Galeria Leme presents the second solo exhibition of the Brazilian artist Mariana Mauricio. The artist works with the re-signification of imagistic memories through the interference over collected photographs.
"During the process I'm always reading, trying to make theoretical connections, and seeking similarities. I made these works thinking about domestic space, guilt and the weights that we carry. However, I only realised that after the work was done. First the work materializes, then I find meanings.
About a year ago, in addition to photographs, I started collecting things I encountered in my daily life, mainly found along the paths I walk. Sometimes I walk seven, eight hours, whole days, seeking something indeterminate - until I find it. It has no predetermined order and no tangible rule.
My studio today looks like a hoarder’s house - and it is!
The process of finding things and photos, in that space, is a second step after collecting things in the street (The third step would be to start making combinations / assemblages). My workspace consists of 5 tables. The objects and photos go from one to the other as the combinations are being formed, in a process of simplification. There is the table of the excluded, the table of the chosen, the table of those who are already “grouped”. There is even a table for the tests that went wrong and could potentially turn into something else.

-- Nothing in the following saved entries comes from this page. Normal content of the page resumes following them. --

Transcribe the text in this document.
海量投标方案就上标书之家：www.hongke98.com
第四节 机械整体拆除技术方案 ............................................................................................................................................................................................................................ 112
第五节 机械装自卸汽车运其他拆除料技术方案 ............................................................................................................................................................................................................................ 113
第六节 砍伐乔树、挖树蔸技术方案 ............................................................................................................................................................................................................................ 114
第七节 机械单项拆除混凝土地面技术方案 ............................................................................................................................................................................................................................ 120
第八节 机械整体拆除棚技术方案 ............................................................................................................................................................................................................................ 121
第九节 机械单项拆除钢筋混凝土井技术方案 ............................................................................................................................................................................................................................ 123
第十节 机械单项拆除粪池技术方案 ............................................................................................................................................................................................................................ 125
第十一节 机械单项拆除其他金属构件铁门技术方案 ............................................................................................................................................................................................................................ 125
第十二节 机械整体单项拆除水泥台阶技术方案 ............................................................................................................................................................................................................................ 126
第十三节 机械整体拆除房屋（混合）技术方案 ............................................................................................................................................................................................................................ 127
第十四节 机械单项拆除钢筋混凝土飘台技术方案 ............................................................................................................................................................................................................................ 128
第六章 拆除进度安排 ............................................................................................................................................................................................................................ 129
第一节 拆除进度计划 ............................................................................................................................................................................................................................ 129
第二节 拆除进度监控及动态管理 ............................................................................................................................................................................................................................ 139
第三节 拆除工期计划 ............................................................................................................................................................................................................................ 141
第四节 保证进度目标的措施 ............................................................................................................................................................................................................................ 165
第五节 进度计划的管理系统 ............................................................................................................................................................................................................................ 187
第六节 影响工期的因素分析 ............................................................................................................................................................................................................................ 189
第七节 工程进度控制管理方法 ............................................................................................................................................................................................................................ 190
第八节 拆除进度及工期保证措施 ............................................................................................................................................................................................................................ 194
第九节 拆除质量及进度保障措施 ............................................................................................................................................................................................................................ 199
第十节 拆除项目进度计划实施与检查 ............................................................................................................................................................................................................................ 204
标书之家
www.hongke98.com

The combinations are not random to me. I think of compositional elements as line, color and texture – as language. I am interested in formalism, abstract expressionism, the concretist and neo-concretist movements.
In the work "Depths of the second", I use a linen sheet bed, with more than 100 years old (I found it in an old fabric store, it has a seam in the middle and a letter monographed on each side, holes, stains and memories) - on it, I printed the image of two hands, one squeezing the other. The image was found on a 1954 newspaper. This work is a collage, an assemblage, and an investigation of the memories of the two objects, creating a new narrative.
In the work "Wash up" - composed of two photographs - one of a man and a woman. The "scene" is a domestic drama. In the photos, framed separate, the man and the woman "classical statues" have their faces turned to each other. The "broken" woman looks at the man. The man does not look at the woman - but hides his eyes with a yellow spatula covered in cement (material with which it (statue) was created). The picture of the woman is sustained by a tower of white porcelain plates.”
Mariana Mauricio will present a new body of work, composed by photographic installations and assemblages.
Mariana Mauricio was born in 1983 in Rio de Janeiro. Lives and works in London. She received her diploma in Fine Arts from Saint Martins College of Art and Design in 2007. Her work has been exhibited in a group show at London's Saatchi Gallery and is part of collections in Brazil, Canada and Europe.